Bellissima è il titolo di uno di quei film che difficilmente si dimenticano, nonostante il trascorrere degli anni e il dilagare odierno della magia di effetti speciali che ha preso il sopravvento sulla regia, sulla sceneggiatura e sull’interpretazione di attori di grande bravura.
È il 1951. Un cast di eccezione, con Anna Magnani, Walter Chiari e Tecla Scarano, la regia di Luchino Visconti e la sceneggiatura scritta dallo stesso Visconti, da Francesco Rosi e da Suso Cecchi D’Amico ne determinano un successo strepitoso. Di grande attualità la trama. Gli studi di Cinecittà vengono presi d’assalto da una folla di mamme, di zie e di nonne che si trascinano per mano la propria bambina con la speranza di farle ottenere la scrittura per un ruolo in un film che un regista di fama deve girare.
Anna Magnani nelle vesti di una popolana romana, dai modi spicci e combattivi, cerca disperatamente di proporre la candidatura di sua figlia, tutt’altro che bella e vivace, con una incrollabile tenacia che mette in crisi anche il suo matrimonio. Ma di fronte alle mortificazioni che la bimba subisce la volitiva mamma rinuncia al progetto di vederla attrice e di prepararle così un futuro più vivibile di quello che è toccato a lei; e rinuncia anche quando le comunicano che ad essere ammessa è proprio sua figlia, rifiutando perfino il cospicuo compenso di ben due milioni di lire. Una rinuncia quella della romana Maddalena Cecconi, interpretata dalla Magnani, che apparirebbe inattuale e impensabile oggi, per il trionfo dell’incontenibile e a volte impudica volontà di apparire, di vedersi e farsi vedere nel cinema e, ancor più, in televisione: una vera e propria libido che non conosce tregue e che induce anche genitori a spingere figli e figlie al salto nel gran mondo dell’apparire, del farsi conoscere e riconoscere.
“Ti ho visto in televisione”. È la frase del conoscente e dell’amico o dello sconosciuto incrociato in un supermercato o al bar, cui agogniamo oggi un po’ tutti, schiavi, come siamo, dell’onnipotente presenza nella nostra vita della televisione. Spesso il sogno d’essere famosi non si realizzerà, o si realizzerà solo per il tempo necessario alla televisione di servirsi della tua faccia e del tuo corpo per coprire gli spazi nel corso di un serial o di una trasmissione. Perché l’ingresso in uno studio televisivo non soddisfa solo la vanità di un momento, ma illude anche con la speranza di avviare una nuova vita di successo, che difficilmente ci sarà. Può accadere che il successo di uno sceneggiato televisivo sia trascinante e contagioso, soprattutto quando arrida a esordienti sconosciuti, generando il sospetto, a volte la certezza, che anche noi spettatori potremmo, se se ne presentasse l’occasione, essere altrettanto bravi e altrettanto noti, una volta trasformati da spettatori in attori. E chissà che anche noi…

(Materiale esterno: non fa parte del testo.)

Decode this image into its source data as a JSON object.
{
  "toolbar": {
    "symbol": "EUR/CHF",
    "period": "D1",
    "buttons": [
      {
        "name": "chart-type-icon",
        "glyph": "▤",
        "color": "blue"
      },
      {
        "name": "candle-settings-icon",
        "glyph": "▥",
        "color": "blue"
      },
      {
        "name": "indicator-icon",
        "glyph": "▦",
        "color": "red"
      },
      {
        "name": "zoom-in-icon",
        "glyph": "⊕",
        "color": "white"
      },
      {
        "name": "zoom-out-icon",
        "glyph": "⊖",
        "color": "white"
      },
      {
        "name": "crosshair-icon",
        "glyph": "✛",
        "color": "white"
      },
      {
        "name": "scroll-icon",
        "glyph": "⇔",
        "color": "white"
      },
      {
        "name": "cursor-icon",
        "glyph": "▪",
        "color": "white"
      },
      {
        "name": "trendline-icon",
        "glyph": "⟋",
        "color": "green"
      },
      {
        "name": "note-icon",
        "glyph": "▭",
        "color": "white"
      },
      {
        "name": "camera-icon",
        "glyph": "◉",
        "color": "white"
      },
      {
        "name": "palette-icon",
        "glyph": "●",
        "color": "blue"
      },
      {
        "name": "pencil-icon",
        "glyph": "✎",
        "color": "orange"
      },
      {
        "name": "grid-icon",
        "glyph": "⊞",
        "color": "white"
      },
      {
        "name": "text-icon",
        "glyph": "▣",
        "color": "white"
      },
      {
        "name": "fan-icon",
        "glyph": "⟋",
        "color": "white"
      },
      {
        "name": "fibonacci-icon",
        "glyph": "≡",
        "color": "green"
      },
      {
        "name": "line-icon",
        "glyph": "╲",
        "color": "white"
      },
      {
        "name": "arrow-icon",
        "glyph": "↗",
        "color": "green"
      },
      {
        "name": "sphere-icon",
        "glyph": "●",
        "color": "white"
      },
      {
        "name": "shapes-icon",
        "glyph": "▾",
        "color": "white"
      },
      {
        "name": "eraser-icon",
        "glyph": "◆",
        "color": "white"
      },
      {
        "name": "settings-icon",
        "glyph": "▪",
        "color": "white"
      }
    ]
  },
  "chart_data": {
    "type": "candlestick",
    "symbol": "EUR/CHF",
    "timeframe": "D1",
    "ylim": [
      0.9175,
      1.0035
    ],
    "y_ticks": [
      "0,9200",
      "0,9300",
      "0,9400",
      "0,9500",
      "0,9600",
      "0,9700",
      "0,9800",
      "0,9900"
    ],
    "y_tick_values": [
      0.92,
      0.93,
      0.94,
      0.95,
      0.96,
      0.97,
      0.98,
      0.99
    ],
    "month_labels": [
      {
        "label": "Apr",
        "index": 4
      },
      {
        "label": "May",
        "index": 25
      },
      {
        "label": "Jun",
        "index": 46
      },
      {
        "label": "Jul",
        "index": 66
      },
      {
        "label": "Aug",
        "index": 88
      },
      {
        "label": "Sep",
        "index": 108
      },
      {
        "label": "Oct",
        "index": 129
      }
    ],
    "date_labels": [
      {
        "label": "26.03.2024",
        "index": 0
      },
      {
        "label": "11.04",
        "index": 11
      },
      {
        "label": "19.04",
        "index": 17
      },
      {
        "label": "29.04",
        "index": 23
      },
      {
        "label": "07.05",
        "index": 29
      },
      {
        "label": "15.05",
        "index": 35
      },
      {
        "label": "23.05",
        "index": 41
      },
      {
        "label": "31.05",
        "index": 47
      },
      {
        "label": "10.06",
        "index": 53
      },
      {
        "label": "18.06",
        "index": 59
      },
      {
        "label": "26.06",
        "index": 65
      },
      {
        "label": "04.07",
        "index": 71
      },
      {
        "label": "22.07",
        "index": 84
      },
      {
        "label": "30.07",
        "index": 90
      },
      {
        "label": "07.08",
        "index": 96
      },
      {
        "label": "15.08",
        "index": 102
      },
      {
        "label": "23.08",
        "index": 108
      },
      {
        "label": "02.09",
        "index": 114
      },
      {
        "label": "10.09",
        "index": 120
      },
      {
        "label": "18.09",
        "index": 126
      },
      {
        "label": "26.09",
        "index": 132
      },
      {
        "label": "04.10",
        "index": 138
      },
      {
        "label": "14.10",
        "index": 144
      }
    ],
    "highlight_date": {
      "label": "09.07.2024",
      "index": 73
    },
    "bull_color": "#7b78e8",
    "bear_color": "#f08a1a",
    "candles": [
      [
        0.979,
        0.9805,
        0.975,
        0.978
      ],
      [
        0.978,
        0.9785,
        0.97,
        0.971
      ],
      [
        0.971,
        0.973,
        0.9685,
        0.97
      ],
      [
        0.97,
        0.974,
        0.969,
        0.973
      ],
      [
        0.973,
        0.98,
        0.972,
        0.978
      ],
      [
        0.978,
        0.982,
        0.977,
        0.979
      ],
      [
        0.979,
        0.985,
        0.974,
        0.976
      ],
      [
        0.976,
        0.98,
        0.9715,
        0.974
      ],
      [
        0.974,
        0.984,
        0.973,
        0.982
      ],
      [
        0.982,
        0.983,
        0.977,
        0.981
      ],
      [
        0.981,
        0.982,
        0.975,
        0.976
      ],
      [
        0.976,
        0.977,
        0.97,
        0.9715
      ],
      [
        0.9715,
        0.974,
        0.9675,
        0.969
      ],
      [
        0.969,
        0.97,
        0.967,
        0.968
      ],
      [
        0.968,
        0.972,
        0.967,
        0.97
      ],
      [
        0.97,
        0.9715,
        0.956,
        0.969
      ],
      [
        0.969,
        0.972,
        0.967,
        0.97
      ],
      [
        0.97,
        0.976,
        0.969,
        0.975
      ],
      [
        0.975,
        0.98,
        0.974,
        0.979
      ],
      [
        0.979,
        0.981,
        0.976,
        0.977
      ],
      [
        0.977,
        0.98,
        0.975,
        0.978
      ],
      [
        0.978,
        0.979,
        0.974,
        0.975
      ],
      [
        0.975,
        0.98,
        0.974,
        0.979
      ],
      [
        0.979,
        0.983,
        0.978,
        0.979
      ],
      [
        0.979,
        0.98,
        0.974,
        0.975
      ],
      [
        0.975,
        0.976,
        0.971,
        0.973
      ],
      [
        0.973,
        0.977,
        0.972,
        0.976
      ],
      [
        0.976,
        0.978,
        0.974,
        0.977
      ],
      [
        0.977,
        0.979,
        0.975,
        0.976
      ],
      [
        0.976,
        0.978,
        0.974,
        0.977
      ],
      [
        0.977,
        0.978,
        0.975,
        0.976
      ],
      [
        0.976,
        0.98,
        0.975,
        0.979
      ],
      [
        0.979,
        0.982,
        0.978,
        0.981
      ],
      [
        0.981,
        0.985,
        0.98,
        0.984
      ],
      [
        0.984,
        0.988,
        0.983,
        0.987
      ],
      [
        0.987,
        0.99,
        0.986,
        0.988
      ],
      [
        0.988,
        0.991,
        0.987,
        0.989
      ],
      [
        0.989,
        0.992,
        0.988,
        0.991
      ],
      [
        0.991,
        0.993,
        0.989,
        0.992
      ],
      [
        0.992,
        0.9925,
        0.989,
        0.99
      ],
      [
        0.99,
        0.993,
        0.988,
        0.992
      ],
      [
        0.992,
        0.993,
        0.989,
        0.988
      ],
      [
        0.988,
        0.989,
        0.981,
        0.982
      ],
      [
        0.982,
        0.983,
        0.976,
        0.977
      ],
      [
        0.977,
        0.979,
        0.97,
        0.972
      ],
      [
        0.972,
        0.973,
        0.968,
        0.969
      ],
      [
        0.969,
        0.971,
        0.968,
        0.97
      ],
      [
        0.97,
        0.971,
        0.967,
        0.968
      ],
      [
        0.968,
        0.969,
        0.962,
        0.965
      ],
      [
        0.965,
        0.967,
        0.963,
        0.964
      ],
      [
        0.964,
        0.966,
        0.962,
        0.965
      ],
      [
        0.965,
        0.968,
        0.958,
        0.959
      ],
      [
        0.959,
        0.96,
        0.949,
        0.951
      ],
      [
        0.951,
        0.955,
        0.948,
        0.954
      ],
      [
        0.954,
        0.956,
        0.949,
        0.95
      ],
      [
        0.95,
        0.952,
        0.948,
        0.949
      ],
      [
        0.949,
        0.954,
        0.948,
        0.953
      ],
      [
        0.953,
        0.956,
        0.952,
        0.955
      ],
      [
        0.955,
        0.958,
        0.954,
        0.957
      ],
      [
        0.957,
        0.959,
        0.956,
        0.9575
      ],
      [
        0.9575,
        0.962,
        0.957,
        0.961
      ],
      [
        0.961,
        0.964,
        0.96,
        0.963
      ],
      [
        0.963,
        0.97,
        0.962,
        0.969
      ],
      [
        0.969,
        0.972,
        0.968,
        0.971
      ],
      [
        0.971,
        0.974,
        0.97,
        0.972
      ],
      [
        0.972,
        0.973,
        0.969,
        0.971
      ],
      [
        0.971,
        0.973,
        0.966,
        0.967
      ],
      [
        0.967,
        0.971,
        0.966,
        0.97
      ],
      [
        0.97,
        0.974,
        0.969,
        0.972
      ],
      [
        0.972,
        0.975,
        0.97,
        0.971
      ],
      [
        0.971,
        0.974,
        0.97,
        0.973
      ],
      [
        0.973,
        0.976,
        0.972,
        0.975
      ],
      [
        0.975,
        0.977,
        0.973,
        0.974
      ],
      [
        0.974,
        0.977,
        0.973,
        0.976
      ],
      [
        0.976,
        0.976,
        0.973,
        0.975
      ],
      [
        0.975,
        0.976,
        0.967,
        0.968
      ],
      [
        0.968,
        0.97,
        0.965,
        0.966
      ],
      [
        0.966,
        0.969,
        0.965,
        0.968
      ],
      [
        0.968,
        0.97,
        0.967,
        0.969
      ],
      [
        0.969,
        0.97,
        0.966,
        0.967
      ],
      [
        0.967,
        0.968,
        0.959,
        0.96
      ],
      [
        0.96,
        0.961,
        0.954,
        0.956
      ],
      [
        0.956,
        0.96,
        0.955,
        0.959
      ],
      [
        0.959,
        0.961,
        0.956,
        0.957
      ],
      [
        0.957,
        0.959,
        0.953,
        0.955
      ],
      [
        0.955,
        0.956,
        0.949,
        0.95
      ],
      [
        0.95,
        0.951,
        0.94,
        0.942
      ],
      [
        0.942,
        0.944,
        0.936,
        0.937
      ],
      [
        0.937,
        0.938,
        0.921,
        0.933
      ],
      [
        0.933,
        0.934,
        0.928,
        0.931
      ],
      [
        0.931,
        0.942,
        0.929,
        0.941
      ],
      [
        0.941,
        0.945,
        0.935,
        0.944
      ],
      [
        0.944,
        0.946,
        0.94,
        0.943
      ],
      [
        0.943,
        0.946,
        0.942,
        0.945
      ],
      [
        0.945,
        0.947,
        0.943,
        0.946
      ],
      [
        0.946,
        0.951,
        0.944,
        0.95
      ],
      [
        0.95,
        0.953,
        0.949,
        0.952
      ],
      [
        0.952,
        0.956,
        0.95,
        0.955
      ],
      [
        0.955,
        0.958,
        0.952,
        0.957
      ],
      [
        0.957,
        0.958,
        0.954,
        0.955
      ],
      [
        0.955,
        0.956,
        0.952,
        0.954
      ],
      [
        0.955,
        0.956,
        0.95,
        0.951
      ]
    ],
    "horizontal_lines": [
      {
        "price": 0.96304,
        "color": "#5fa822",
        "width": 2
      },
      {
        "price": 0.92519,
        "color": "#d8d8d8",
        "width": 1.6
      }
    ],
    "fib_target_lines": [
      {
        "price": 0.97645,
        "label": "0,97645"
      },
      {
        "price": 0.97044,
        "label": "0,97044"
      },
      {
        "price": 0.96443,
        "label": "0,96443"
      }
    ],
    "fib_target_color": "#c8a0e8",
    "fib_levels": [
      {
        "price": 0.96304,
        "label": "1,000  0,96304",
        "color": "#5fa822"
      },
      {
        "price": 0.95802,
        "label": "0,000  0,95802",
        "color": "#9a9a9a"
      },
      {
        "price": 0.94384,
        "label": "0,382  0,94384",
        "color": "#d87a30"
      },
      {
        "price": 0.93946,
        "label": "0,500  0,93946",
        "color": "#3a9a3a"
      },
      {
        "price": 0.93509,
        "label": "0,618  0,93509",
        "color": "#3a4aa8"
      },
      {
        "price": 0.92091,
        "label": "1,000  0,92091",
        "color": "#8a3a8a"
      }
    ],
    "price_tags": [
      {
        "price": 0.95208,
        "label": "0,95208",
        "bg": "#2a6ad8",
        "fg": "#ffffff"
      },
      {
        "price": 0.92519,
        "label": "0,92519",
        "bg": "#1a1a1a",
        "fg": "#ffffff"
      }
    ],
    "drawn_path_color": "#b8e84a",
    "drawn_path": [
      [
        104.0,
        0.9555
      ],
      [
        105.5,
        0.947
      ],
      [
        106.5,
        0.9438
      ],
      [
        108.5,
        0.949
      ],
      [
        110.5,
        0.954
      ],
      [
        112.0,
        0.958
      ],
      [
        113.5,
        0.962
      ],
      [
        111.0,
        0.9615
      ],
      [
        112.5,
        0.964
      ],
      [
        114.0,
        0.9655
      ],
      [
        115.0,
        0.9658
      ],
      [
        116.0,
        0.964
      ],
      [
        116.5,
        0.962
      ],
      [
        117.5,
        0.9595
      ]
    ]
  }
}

Così sull’onda del riscontro della trasposizione televisiva dell’Amica Geniale, tratta dall’avvincente romanzo di Elena Ferrante, la produzione si prepara a una nuova serie per un altro romanzo della tetralogia della misteriosa scrittrice. Si cercano comparse; il bando è in rete. L’affluenza è straripante; al suo confronto la folla di mamme e nonne che accorre a Cinecittà nel film del 1951 è assai ben cosa poca. Per accogliere la marea di aspiranti si sono resi necessari gli spazi di un grande e noto centro commerciale: code interminabili e attese estenuanti. Il tutto solo per un ruolo di comparsa. Tantissimi saranno gli esclusi e i delusi. Ma anche degli gli inclusi, che cosa sarà quando le lavorazioni saranno terminate? Quanto a lungo, per ciascuno di loro, durerà la fatidica frase “Ti ho visto in televisione”? E, soprattutto, a quale prezzo si pagheranno le brevissime illusioni e le lunghissime disillusioni?